Inputting of a command may be realized by inputting command characters at the beginning of text data, rather than by using an icon.
In addition, it is also possible to use a word processor or the like which has an editing function, for the purpose of inputting and editing above characters.
As described above, the apparatus of the invention makes it possible to designate an output mode for synthesized speech by editing text data expressing the contents to be synthesized into speech in such a manner that one can intuitively imagine the output mode of the synthesized speech, or by more directly inputting commands which specify the output mode of the synthesized speech. Hence, even a beginner who is not skilled in processing of a waveform signal and operation of parameters can easily specify the output mode of the synthesized speech, and operations are easy even for a beginner. In addition, particularly when the apparatus of the invention is used in a computer which is intended as an education tool or toy for children, the user interface of the apparatus of the invention is excellent in providing interesting operations which change speech by means of edition of characters, and are so attractive that a user does not get bored with the apparatus.

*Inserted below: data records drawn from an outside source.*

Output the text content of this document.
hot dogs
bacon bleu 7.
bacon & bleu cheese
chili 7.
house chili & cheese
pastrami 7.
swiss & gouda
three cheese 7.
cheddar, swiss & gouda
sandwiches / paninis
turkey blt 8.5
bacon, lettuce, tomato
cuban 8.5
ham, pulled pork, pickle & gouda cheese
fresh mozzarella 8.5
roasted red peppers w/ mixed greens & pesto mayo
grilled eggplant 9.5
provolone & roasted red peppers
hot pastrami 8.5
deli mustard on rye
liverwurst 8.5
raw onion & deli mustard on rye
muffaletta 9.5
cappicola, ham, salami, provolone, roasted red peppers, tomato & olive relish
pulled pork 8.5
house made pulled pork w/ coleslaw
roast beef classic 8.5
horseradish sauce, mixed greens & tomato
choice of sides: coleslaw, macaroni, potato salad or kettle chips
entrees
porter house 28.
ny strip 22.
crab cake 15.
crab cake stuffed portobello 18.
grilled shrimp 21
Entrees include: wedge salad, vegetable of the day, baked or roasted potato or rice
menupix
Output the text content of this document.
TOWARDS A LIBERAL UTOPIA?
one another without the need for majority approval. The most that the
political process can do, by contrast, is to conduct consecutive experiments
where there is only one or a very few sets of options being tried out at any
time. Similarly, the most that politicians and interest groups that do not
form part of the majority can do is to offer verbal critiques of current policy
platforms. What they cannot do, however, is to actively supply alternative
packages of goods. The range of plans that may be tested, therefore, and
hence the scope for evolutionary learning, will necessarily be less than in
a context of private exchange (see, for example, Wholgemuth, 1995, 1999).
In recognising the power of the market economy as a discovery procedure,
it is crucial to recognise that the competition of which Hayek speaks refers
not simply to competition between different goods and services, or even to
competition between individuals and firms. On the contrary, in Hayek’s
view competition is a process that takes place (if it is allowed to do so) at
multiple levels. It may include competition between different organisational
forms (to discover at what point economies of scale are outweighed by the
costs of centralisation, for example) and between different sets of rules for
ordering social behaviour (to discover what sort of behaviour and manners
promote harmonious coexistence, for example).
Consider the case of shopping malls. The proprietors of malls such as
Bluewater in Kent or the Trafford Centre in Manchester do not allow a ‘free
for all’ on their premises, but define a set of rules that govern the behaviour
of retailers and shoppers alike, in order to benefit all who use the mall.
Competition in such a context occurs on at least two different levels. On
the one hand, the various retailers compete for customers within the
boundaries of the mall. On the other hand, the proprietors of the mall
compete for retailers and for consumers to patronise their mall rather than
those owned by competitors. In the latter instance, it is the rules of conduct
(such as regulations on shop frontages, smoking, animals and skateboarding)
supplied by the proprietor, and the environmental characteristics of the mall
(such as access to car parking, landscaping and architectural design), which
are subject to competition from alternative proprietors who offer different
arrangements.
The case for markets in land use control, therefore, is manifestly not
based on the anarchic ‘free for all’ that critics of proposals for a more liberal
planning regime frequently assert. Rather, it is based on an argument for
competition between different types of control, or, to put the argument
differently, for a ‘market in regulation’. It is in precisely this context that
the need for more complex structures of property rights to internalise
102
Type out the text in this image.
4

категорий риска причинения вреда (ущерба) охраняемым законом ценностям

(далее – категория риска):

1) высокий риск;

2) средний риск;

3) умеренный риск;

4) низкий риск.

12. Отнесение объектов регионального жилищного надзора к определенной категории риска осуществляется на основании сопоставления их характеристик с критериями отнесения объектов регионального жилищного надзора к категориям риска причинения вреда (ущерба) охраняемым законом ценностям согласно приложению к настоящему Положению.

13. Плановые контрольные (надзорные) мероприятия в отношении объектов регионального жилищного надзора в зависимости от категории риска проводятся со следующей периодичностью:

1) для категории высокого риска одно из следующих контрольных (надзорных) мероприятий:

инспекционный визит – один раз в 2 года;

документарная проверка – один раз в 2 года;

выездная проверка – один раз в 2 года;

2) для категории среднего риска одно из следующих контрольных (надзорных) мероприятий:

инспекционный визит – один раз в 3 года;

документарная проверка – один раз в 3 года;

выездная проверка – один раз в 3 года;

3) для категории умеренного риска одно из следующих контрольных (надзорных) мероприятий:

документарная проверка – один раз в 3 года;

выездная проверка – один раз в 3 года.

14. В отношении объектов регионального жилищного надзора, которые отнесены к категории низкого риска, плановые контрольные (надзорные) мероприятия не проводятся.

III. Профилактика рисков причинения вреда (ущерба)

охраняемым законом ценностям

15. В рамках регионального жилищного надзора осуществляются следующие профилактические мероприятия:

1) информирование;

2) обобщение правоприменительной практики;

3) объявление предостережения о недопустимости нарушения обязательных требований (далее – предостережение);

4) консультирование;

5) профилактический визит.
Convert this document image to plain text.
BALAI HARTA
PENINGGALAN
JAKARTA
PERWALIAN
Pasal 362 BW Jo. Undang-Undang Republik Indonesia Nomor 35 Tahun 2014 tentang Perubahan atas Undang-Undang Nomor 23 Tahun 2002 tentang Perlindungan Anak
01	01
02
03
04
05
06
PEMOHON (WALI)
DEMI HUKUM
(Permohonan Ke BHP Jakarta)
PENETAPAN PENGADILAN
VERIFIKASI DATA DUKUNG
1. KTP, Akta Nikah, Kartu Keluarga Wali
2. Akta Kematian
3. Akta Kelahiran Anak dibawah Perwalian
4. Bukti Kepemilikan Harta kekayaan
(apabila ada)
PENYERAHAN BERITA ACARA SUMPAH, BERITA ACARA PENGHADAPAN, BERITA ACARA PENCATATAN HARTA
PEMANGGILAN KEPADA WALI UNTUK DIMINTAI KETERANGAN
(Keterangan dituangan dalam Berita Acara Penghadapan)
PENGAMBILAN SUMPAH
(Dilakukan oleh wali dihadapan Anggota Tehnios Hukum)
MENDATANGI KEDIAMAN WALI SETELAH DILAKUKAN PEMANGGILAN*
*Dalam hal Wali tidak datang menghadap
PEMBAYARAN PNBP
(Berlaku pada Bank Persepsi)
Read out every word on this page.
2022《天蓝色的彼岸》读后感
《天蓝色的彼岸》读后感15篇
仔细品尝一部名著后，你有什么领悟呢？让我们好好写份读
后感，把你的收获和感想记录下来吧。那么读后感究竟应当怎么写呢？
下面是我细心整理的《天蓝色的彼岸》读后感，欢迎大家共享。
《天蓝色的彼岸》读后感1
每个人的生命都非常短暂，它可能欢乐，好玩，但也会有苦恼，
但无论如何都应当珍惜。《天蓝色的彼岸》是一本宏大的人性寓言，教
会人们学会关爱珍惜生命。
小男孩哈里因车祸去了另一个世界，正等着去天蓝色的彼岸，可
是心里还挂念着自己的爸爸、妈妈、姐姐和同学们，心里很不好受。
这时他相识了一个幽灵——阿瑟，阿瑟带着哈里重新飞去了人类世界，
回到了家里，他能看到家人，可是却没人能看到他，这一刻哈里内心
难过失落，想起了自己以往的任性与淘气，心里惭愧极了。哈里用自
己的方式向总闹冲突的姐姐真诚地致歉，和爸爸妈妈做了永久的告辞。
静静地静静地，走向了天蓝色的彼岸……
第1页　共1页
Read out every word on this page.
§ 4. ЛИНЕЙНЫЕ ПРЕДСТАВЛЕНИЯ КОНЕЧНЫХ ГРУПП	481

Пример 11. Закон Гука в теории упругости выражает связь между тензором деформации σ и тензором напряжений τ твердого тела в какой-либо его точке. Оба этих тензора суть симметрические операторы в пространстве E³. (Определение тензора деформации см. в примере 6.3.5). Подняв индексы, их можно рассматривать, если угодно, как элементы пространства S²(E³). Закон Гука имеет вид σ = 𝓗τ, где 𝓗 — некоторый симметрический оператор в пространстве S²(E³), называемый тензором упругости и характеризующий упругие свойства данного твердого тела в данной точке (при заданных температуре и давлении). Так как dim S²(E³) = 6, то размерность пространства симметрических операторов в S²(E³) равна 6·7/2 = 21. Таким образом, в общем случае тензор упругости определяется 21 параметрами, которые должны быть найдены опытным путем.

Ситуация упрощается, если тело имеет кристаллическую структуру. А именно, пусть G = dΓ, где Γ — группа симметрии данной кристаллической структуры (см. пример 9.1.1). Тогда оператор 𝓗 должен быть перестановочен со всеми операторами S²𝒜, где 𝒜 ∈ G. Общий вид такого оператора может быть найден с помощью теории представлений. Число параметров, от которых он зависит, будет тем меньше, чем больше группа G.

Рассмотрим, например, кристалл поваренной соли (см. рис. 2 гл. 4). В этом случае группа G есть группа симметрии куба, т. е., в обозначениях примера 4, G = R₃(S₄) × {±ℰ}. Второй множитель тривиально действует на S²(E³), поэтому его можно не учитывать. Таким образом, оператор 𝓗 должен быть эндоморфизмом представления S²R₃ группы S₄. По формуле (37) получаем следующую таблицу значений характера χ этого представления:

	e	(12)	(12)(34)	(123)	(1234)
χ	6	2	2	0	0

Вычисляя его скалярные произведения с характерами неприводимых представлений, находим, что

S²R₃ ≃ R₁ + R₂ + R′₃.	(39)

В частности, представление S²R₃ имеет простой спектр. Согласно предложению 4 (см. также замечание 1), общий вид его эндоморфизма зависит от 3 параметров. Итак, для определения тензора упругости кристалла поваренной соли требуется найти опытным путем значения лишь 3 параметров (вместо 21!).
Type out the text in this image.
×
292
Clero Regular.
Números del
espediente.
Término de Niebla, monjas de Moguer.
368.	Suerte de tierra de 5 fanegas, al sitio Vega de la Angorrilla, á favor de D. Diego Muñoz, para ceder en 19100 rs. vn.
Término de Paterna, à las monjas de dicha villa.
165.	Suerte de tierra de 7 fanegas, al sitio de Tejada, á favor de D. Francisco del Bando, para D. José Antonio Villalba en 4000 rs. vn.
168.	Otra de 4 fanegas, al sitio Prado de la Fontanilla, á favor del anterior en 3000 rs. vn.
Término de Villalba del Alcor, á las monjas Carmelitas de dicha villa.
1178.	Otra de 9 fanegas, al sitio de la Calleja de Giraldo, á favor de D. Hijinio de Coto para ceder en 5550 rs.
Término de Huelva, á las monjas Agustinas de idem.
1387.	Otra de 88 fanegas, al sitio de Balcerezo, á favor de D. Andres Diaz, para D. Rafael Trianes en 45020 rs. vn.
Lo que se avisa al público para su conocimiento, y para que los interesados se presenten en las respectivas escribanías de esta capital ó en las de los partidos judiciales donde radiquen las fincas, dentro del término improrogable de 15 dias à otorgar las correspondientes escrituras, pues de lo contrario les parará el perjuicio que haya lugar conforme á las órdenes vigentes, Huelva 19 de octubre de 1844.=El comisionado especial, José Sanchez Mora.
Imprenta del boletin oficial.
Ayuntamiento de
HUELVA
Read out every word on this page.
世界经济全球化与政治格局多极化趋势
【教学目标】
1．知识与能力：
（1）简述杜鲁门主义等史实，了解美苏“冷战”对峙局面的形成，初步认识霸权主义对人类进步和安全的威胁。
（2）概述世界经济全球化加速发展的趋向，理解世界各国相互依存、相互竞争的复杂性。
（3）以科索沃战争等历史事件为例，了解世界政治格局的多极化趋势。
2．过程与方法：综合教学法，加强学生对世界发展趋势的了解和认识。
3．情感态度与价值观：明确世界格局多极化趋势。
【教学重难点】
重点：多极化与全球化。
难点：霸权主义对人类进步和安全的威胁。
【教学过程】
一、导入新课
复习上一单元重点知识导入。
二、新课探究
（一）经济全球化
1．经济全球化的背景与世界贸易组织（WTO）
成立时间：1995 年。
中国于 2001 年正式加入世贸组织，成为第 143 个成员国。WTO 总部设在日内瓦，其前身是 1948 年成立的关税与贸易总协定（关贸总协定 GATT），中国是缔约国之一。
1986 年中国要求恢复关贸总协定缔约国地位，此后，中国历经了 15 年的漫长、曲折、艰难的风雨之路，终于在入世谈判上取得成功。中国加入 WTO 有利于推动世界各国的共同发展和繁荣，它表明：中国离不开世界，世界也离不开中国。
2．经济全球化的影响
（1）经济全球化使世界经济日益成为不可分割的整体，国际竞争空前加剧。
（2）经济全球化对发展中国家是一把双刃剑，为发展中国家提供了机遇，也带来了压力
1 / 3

As this invention may be embodied in several forms without departing from the spirit of essential characteristics thereof, the present embodiment is therefore illustrative and not restrictive, since the scope of the invention is defined by the appended claims rather than by the description preceding them, and all changes that fall within metes and bounds of the claims, or equivalence of such metes and bounds thereof are therefore intended to be embraced by the claims.